Il existe cependant une divergence ancienne entre la Commission et la France sur les tarifs réglementés de vente. La Commission propose de les supprimer dans un délai rapide - cinq ans - en gardant des dispositions en faveur des consommateurs vulnérables. Nous sommes d'avis contraire. Nous considérons que si les tarifs réglementés sont bien conçus, c'est-à-dire contestables par les fournisseurs alternatifs, s'ils sont clairs et transparents, ce qui est le cas en France, ils ne s'opposent pas au développement de la concurrence mais contribuent au contraire à renforcer la confiance dans le marché. Nous les avons certes éteint progressivement pour les consommateurs professionnels mais une suppression pour les consommateurs domestiques, outre ses effets négatifs propres, représenterait un travail considérable, avec une probabilité de ratés de 100 %, dès lors que des millions de clients seraient concernés. Nous avons donc un double désaccord avec la Commission, pratique et de fond.
Nous souhaitons également avoir des outils efficaces de lutte contre la précarité énergétique, en tenant compte des spécificités nationales.

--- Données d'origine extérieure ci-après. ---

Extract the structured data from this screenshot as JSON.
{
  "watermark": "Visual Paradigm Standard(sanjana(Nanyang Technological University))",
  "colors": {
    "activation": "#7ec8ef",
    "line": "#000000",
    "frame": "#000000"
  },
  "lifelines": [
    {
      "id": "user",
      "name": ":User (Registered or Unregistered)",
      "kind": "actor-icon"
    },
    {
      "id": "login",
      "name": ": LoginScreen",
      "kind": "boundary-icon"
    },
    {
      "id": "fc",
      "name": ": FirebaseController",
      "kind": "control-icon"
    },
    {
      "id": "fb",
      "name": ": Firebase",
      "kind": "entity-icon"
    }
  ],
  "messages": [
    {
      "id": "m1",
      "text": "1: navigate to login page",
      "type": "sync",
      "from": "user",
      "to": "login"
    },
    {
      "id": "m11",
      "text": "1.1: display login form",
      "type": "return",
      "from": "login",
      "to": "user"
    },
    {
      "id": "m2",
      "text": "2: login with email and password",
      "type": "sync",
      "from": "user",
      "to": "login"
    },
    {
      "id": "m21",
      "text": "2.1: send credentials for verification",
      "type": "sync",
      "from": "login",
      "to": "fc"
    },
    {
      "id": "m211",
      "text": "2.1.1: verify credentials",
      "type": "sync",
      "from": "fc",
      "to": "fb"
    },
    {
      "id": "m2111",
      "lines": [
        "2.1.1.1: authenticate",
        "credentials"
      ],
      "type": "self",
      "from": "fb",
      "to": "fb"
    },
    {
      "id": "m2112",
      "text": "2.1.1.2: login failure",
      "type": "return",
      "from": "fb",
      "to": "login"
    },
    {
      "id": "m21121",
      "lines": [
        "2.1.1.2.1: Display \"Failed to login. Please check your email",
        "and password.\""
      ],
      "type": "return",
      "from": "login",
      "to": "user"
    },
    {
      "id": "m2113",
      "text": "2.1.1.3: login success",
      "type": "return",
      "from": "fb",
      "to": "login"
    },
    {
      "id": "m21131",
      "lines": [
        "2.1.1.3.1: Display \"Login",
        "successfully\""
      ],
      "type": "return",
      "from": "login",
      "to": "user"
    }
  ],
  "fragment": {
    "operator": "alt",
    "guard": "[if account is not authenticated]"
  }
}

Enfin, sur la sécurité d'approvisionnement, il existe un débat sur les interconnexions électriques. Pour la France, c'est un sujet important et nous soutenons leur développement, mais il est nécessaire de conserver une approche rationnelle, fondée sur une analyse coûts/bénéfices au cas par cas, plutôt que de retenir un objectif uniforme d'interconnexions, qui a pu être utile mais est sans doute moins pertinent aujourd'hui.
Sur la gouvernance, la proposition de règlement de la Commission repose sur deux piliers : des obligations de rapportage (reporting) et la définition d'un processus politique entre les États membres et la Commission en vue d'atteindre les objectifs de l'Union de l'énergie, y compris ceux du cadre 2030.

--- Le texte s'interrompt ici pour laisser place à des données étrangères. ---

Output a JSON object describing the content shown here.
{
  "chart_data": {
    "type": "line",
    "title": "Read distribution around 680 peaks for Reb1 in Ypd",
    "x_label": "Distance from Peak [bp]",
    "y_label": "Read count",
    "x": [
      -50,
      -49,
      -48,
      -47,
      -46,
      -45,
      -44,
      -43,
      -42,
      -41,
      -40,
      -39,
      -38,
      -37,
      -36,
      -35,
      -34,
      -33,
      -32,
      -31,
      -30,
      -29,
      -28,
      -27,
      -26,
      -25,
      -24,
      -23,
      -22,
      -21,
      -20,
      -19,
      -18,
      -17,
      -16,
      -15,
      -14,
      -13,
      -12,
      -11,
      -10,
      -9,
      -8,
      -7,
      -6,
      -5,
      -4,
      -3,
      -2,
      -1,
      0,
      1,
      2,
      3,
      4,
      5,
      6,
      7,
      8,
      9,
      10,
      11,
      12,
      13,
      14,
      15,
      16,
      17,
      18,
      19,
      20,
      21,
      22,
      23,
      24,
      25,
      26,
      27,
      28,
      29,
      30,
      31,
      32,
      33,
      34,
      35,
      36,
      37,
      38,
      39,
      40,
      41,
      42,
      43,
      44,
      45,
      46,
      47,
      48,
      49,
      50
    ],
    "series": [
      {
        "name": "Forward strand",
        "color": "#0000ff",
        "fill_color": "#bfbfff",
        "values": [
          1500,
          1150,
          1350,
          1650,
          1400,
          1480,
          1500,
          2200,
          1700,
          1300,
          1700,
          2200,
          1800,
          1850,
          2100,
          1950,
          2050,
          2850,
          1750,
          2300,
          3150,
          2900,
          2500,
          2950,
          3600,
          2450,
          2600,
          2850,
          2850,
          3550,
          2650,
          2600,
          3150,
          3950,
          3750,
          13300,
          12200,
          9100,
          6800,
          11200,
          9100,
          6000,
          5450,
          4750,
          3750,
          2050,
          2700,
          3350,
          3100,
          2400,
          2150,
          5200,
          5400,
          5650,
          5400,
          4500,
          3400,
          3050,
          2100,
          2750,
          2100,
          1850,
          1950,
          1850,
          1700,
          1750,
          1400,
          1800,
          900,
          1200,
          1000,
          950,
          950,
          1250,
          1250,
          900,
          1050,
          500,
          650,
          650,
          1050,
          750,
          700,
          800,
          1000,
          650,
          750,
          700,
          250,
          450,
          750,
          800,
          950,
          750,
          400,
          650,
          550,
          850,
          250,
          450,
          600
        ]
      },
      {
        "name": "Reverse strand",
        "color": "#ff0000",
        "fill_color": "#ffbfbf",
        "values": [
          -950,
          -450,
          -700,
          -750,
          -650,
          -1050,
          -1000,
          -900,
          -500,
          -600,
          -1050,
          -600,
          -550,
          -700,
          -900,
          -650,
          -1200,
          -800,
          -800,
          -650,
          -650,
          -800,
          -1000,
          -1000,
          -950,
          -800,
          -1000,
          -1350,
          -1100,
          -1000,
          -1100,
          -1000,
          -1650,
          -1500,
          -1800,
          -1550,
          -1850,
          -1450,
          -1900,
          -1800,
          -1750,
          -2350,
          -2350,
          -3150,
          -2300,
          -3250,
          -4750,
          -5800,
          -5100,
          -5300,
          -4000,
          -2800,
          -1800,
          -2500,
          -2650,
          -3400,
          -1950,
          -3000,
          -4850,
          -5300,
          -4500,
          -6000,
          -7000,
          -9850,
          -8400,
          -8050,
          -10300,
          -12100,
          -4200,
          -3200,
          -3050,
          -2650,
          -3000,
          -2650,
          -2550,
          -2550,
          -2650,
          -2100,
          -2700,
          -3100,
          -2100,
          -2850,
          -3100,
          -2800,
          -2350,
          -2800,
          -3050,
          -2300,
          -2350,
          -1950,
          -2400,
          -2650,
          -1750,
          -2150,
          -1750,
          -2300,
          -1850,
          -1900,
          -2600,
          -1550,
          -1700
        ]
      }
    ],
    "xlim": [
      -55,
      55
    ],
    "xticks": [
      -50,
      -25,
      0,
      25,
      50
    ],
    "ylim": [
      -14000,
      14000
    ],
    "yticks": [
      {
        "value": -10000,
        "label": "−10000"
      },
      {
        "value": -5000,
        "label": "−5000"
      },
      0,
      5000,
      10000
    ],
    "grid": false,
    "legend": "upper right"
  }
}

La Commission propose des plans nationaux énergie-climat pour la période 2020-2030 qui couvrent les cinq dimensions de l'Union de l'énergie. S'ils intègrent bien les différentes obligations de rapportage existantes sur les gaz à effet de serre, l'efficacité énergétique et les renouvelables, la simplification espérée n'est pas au rendez-vous.

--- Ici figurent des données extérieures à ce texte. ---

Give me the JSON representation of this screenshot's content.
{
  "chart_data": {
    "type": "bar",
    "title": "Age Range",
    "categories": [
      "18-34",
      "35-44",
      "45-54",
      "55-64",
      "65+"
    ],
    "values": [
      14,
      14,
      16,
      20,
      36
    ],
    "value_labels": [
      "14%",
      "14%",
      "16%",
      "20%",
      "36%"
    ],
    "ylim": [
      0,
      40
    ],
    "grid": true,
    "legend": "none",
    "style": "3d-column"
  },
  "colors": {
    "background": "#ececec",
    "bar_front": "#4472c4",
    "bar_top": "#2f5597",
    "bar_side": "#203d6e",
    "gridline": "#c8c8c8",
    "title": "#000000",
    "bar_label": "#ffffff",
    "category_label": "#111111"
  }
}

Le périmètre des plans correspond à peu de choses près aux dispositifs introduits par la loi relative à la transition énergétique et à la croissance verte : stratégie nationale bas carbone, PPE, stratégie nationale de mobilisation de la biomasse et stratégie nationale de recherche énergétique. Si nous avons tous les outils pour répondre à la demande de la Commission, cette dernière demande cependant un projet de plan pour le 1er janvier 2018, après évaluation environnementale et consultation du public, ce qui suppose du temps pour être réalisé correctement.
Selon la Commission, ces plans devront lui être soumis, dans le cadre d'un processus itératif, et feront l'objet d'une consultation des États membres voisins. Il y a là un débat car autant nous sommes favorables à l'élaboration d'un plan et à sa communication, autant nous estimons qu'un processus itératif de validation par la Commission n'est pas souhaitable puisqu'il reviendrait à nier les spécificités nationales et le principe de subsidiarité et créerait de la bureaucratie, voire des phénomènes de rejets préjudiciables. En outre, le calendrier proposé n'est pas tenable. Il conviendra de laisser aux États plus de temps pour la co-construction avec les parties prenantes et la consultation du public. Il sera important enfin de trouver un équilibre entre la nécessaire qualité de ces documents et la recherche d'une charge administrative supportable.